O que isso quer dizer? A BHTrans sabe quantos passageiros passam pelo sistema e tem uma ideia de quanto dinheiro entra. Porém, não sabe quanto e como os empresários gastam, quais seus custos, qual sua margem de lucro. Em suma, se o empresariado diz que está falindo – como agora – o poder público não tem nenhum instrumento para verificar se isso é verdade. Logo, qual o objetivo de uma CPI da BHTrans?
Sem olhar para o que o empresariado anda fazendo, essa CPI não servirá para tentar resolver os problemas do transporte coletivo em Belo Horizonte.
Sabemos que o atual formato de gestão que legou aos empresários o poder sobre a arrecadação financeira e a capacidade de omitir os custos do sistema foi feito pela própria BHTrans, em 2008. Mas o ponto aqui é também discursivo: os atores que prejudicam ativamente a mobilidade urbana são os empresários de ônibus, o Sindicato das Empresas de Transporte de Passageiros de Belo Horizonte (SETRA). A BHTrans tem sua parcela de culpa mais pela omissão do que pela ação.
A CPI será capaz de investigar as movimentações financeiras dos empresários de ônibus?
Agora, depois de mudanças na base de apoio da prefeitura, foram obtidas as assinaturas necessárias e a CPI da BHTrans está instalada.
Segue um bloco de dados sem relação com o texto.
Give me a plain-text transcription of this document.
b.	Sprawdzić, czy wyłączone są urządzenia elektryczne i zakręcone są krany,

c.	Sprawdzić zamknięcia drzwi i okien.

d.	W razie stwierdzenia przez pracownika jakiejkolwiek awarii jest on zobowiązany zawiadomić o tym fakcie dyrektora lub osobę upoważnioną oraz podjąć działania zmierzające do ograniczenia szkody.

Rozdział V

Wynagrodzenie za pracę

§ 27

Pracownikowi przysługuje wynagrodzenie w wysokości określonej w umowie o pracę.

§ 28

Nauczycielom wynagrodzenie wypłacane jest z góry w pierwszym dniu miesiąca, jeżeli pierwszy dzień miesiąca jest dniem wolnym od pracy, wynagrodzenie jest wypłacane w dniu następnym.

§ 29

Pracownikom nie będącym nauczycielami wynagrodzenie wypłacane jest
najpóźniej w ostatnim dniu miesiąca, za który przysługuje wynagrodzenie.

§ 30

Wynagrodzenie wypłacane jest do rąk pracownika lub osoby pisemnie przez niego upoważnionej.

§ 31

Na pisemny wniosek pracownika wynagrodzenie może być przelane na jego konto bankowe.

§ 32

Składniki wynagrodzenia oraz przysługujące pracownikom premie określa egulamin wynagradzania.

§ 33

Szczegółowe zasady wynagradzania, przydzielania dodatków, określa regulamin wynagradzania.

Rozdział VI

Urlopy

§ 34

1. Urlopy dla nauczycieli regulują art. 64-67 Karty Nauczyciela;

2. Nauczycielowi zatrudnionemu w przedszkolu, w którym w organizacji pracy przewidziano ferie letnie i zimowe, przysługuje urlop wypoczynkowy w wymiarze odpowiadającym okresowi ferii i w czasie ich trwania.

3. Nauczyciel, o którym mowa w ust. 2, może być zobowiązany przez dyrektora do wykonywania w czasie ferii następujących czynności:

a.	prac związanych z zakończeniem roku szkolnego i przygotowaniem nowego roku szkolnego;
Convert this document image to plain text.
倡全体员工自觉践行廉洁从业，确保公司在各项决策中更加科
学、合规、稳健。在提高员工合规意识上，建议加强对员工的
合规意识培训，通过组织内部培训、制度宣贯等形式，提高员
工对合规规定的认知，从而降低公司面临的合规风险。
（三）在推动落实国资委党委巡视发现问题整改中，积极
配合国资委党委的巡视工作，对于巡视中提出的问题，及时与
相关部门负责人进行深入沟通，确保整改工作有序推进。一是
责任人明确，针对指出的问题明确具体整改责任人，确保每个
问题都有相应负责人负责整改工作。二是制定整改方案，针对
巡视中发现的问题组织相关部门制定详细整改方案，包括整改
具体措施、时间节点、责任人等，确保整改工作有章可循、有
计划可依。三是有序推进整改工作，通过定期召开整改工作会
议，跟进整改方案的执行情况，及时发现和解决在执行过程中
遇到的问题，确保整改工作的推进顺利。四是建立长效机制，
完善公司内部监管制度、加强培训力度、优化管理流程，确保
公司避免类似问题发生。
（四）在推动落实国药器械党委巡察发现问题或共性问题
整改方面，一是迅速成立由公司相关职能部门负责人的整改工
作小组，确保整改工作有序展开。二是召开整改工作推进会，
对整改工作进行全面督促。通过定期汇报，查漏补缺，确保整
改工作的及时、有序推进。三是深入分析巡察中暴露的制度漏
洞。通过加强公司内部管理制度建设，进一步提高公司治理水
Ela já convidou o atual presidente e o anterior, com várias surpresas [acompanhe nosso resumão da CPI!]. É importante ouvir o que essas pessoas têm a dizer, sobretudo para poder entender como a BHTrans é, de fato, impedida de fazer um trabalho melhor de fiscalização e gestão do transporte por conta dos termos do contrato de concessão celebrado entre empresas e poder público.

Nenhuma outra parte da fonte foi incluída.